Jul 28, 2009This article was originally published by RFID Update.

July 28, 2009—Printed battery manufacturer Blue Spark Technologies has completed the first closing of a planned $5 million round of Series B funding. The initial $1.5 million comes from existing Blue Spark investors Early Stage Partners and SunBridge Partners, as well as private investors, and the company says it is working with institutional investors to close out the remaining $3.5 million.

The money will be used to support the production ramp-up for the Cleveland-based company's 1.5V carbon-zinc battery for large volumes of battery-assisted passive (BAP) RFID tags, which are expected to ship in the fourth quarter of this year.

"We're looking to fund the ongoing expansion of our manufacturing capabilities in the fourth quarter for some very nice deals we're currently working on," said Matt Ream, vice president of marketing at Blue Spark.

The company outsources the manufacture of its printed batteries, but final assembly currently takes place at Blue Spark's Cleveland facilities.

Blue Spark's printed batteries provide a low-cost power source for battery-assisted RFID tags, which fill a niche between traditional passive and active RFID tags.

"Battery-assisted passive RFID is a pretty new segment, and it fills that gap with a better range than passive tags, but at a price that is significantly lower than active tags," Ream said. "Our batteries enable the development of a truly disposable tag that can be both thin and flexible."

Blue Spark president and CEO Gary Johnson and ABI Research RFID practice director Mike Liard were interviewed this week on CNBC's The Tech Effect program about the technology.

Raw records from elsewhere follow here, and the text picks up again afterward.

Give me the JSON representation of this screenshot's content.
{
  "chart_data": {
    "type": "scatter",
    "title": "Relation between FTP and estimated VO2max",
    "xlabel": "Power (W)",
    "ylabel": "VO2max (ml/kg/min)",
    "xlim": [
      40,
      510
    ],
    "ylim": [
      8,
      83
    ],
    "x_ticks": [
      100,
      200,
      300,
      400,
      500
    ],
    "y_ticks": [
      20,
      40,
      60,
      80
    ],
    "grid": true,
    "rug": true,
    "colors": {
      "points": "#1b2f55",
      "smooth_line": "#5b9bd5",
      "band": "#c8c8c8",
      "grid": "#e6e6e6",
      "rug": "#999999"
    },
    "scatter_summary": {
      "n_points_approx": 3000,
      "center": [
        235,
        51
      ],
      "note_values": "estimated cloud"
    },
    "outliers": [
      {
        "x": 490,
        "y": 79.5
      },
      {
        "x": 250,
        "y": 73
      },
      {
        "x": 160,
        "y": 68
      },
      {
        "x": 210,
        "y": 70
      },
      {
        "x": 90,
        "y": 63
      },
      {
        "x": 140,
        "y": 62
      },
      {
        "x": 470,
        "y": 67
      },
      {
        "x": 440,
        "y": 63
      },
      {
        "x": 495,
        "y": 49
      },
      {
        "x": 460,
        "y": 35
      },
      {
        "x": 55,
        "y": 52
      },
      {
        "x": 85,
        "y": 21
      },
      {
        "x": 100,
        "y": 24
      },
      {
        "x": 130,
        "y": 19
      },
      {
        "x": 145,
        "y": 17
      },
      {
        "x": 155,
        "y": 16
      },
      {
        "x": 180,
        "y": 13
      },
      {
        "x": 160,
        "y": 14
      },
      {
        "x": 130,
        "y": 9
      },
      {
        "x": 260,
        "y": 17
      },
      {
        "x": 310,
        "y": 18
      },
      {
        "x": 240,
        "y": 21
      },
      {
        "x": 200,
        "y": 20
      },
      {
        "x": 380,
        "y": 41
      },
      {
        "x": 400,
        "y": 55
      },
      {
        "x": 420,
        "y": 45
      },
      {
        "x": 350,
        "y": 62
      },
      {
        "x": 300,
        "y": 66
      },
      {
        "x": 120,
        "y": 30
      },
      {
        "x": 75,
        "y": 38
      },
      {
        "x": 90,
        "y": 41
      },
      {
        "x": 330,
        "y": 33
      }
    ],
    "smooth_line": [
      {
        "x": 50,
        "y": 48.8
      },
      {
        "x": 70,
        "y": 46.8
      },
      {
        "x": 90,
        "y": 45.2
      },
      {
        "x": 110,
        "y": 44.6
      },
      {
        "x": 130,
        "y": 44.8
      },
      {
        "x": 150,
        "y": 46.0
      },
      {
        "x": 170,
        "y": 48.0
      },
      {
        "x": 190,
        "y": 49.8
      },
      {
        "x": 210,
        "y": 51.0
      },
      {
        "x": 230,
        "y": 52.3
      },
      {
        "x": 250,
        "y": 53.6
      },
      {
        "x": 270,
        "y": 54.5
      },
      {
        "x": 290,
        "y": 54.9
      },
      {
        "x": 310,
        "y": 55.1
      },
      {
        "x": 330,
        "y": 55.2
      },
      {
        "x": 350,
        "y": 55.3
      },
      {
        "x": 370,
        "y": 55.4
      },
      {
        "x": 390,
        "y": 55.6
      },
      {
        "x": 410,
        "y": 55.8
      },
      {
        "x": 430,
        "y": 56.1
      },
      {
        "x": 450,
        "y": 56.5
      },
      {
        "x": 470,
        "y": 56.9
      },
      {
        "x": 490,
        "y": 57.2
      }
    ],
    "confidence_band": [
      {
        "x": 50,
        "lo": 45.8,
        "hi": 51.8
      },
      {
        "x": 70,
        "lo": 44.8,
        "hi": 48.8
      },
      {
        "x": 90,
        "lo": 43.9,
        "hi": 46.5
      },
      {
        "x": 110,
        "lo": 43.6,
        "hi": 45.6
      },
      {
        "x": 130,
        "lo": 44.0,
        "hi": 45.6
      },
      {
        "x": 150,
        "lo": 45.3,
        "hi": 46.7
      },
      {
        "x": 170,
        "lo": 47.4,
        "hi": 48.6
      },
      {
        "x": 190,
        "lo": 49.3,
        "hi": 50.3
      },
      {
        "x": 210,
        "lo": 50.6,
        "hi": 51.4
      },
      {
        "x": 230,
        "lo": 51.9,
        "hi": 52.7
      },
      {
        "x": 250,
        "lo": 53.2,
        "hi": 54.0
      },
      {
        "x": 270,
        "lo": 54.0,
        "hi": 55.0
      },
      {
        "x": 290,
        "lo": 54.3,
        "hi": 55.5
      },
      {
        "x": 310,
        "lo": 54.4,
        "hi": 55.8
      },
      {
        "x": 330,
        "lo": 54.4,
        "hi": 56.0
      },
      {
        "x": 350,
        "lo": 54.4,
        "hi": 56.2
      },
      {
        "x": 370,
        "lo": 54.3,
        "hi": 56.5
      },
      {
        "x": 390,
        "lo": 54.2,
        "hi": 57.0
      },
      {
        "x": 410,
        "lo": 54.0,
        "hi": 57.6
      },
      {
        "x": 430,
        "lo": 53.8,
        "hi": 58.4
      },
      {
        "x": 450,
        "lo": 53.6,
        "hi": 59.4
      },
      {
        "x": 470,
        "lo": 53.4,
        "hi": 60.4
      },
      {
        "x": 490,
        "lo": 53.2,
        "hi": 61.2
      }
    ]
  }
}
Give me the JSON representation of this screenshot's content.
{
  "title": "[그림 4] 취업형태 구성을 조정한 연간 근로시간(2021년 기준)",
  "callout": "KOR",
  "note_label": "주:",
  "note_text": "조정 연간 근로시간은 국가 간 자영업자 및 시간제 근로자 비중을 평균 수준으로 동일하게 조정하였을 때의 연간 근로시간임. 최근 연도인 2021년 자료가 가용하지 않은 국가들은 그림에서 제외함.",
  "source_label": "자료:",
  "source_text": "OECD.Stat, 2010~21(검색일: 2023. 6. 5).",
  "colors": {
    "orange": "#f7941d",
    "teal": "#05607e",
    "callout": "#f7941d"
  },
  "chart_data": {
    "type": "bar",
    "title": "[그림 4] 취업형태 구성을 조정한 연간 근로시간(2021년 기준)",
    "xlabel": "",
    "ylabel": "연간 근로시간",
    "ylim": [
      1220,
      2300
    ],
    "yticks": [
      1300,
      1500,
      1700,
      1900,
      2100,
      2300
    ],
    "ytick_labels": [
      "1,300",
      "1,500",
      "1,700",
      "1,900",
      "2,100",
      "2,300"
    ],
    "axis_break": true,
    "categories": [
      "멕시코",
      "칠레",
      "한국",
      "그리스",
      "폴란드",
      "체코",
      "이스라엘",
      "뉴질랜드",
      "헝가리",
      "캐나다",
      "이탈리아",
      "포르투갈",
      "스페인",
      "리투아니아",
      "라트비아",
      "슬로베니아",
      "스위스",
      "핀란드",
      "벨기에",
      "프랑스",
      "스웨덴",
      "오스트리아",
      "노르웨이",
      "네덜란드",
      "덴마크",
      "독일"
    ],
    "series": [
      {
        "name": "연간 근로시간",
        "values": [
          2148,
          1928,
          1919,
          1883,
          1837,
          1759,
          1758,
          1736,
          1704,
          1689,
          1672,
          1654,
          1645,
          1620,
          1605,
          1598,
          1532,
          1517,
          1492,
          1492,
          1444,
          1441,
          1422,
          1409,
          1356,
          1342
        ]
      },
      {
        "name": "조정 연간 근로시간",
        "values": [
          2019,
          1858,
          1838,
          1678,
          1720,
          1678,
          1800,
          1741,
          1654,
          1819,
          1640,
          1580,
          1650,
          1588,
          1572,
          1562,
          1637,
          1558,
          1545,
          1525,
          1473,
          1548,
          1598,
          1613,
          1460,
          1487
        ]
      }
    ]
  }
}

Liard said that the "possible applications are truly limitless when it comes to this type of technology," and noted that "cost is a primary concern with some of these new technologies, and what Blue Spark and other organizations are doing with these printed technologies is helping to reduce cost, and also take into account things like making them friendly for the environment, which is a key consideration. They are helping with read range, cost and ... environmental considerations."

According to Ream, the batteries do not contain any toxic materials, and are made with a recyclable casing material.

Ream says that BAP RFID technology has initially been targeted at asset management and other closed loop RFID applications, such as patient ID wristbands in healthcare settings, and traditional logistics applications.

"A common factor in a lot of these applications is that the items involved are difficult to track or are made of RF-unfriendly materials," Ream said. "One advantage of battery-assisted technology is that it is less susceptible to things like liquid absorption or reflection from metals."

The company is also seeing traction in other vertical markets, such as loyalty and credit cards, and interactive packaging in the promotional and novelty market.

In March, the company announced a partnership with UPM Raflatac under which Raflatac will manufacture battery-assisted passive tags using Blue Spark's batteries and passive, Gen2-standard chips from EM Microelectronic. Last year, Sealed Air announced it would use Blue Spark's batteries in its TurboTag RFID-enabled time and temperature monitoring solution.

"We continue to have a good relationship with UPM Raflatac, and we're in the process of seeding the market with some of the initial products to get customer feedback," Ream said, adding that Blue Spark is working with several other RFID companies, although the details of those partnerships have not been publicly announced.